Updated June 18, 2009
If You're Not with Us... Obama Fights Battle with Gay Community
, FOXNews.com
Despite signing a memorandum Wednesday night expanding certain benefits to cover the same-sex partners of federal employees, the president is in the midst of losing the confidence of gay rights advocates who feel the memorandum is weak and pandering. .
Try as he might, President Obama may not be able to retain the benefit of the doubt with the gay community much longer.
Despite signing a memorandum Wednesday night expanding certain benefits to cover the same-sex partners of federal employees, the president is in the midst of losing the confidence of gay rights advocates who feel the memorandum is weak and pandering. .
Obama touted his memorandum as an "historic step," saying, "Many of our government's hard-working and dedicated and patriotic public servants have long been denied basic rights that their colleagues enjoy for one simple reason: the people that they love are of the same sex."
But the president acknowledged it was just the first step.
The memorandum extends long-term care insurance, for conditions such as Alzheimer's disease, to same-sex partners of federal employees and affords employees the right to "use their sick leave to take care of domestic partners and non-biological, non-adopted children."
It also provides some protections for partners of foreign service employees serving abroad and protects against discrimination in the workplace based on non-work-related factors.
But activists are bluntly exposing a giant hole in these benefits -- the memorandum does not cover the federal health insurance, retirement or survivor benefits that heterosexual couples receive.

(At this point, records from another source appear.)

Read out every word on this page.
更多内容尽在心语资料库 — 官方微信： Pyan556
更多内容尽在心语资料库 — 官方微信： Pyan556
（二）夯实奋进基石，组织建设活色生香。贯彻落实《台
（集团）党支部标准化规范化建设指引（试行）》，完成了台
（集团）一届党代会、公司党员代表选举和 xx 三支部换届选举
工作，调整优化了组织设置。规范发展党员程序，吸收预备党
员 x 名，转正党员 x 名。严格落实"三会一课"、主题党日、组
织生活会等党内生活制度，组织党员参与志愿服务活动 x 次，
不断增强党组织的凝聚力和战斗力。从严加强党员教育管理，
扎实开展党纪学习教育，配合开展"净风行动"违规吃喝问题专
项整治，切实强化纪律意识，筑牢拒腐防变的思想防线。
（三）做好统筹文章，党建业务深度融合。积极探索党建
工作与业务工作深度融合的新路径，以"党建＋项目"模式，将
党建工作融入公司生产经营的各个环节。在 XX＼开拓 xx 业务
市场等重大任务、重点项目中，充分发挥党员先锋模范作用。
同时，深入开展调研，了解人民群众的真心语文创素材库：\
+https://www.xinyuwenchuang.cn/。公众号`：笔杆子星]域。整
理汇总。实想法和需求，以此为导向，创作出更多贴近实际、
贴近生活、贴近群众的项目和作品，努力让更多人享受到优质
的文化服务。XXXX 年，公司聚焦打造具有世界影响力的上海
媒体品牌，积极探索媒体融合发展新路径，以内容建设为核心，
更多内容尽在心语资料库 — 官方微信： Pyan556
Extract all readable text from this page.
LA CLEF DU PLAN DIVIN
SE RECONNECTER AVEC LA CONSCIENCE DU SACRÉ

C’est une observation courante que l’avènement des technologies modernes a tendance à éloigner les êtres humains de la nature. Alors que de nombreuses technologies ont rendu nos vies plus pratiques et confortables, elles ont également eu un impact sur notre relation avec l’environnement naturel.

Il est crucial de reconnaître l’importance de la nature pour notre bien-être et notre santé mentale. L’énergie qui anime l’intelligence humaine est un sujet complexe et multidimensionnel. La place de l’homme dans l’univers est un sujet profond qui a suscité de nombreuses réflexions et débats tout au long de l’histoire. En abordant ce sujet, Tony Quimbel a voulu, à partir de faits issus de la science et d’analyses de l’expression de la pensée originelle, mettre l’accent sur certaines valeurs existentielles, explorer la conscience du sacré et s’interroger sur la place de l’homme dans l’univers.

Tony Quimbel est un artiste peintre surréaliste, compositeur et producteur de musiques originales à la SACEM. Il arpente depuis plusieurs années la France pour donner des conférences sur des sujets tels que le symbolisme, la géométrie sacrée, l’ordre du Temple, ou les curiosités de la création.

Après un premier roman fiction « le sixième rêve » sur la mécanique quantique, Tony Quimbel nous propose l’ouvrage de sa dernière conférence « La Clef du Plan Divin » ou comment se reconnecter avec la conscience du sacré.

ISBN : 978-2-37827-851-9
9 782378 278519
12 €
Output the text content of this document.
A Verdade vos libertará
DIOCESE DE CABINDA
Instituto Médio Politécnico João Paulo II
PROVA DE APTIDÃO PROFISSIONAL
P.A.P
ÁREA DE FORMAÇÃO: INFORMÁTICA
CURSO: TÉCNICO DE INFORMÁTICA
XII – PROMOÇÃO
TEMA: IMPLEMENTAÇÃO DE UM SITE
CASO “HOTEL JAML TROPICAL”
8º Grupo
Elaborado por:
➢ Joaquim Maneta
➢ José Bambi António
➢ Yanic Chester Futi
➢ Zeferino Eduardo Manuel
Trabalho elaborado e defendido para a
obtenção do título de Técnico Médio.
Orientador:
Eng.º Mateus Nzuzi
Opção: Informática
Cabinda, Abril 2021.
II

In order to secure those benefits for members of the lesbian, bay, bisexual and transgender, or LGBT, community, Obama must go to Congress. And that's just what he said he'll do; embracing for the first time a specific piece of legislation called the Domestic Partners Benefits and Obligations Act.
But it's not the legislation that he's supporting that members of the LGBT community are focusing on, it's the law they want repealed. The Defense of Marriage Act is the true focal point of this political battle. Also known as DOMA, it's a 1996 law which specifically prohibits extending health and retirement benefits to same-sex partners of federal employees.
Obama wants to repeal it too, and said as much Wednesday night, "I believe it's discriminatory, I think it interferes with states' rights, and we will work with Congress to overturn it."
Activists want more than talk, however. They want action; something the administration isn't promising will be achieved any time soon.
Compounding the president's problems is the fact that his own Justice Department is defending that very law in court. In a legal brief filed last week, the Justice Department argued that DOMA was in fact constitutional, citing incest and underage spouses in making that case.
That language infuriated gay rights supporters. But White House Press Secretary Robert Gibbs told reporters Wednesday, "The Justice Department is charged with upholding the law of the land, even though the president believes that that law should be repealed."
Not all members of the LGBT community are unhappy with the president's first administrative foray into the gay rights debate. Human Rights Campaign President Joe Solmonese said the memorandum is "a welcome and long overdue movement towards bringing the government's policies in line with the overwhelming majority of America's businesses."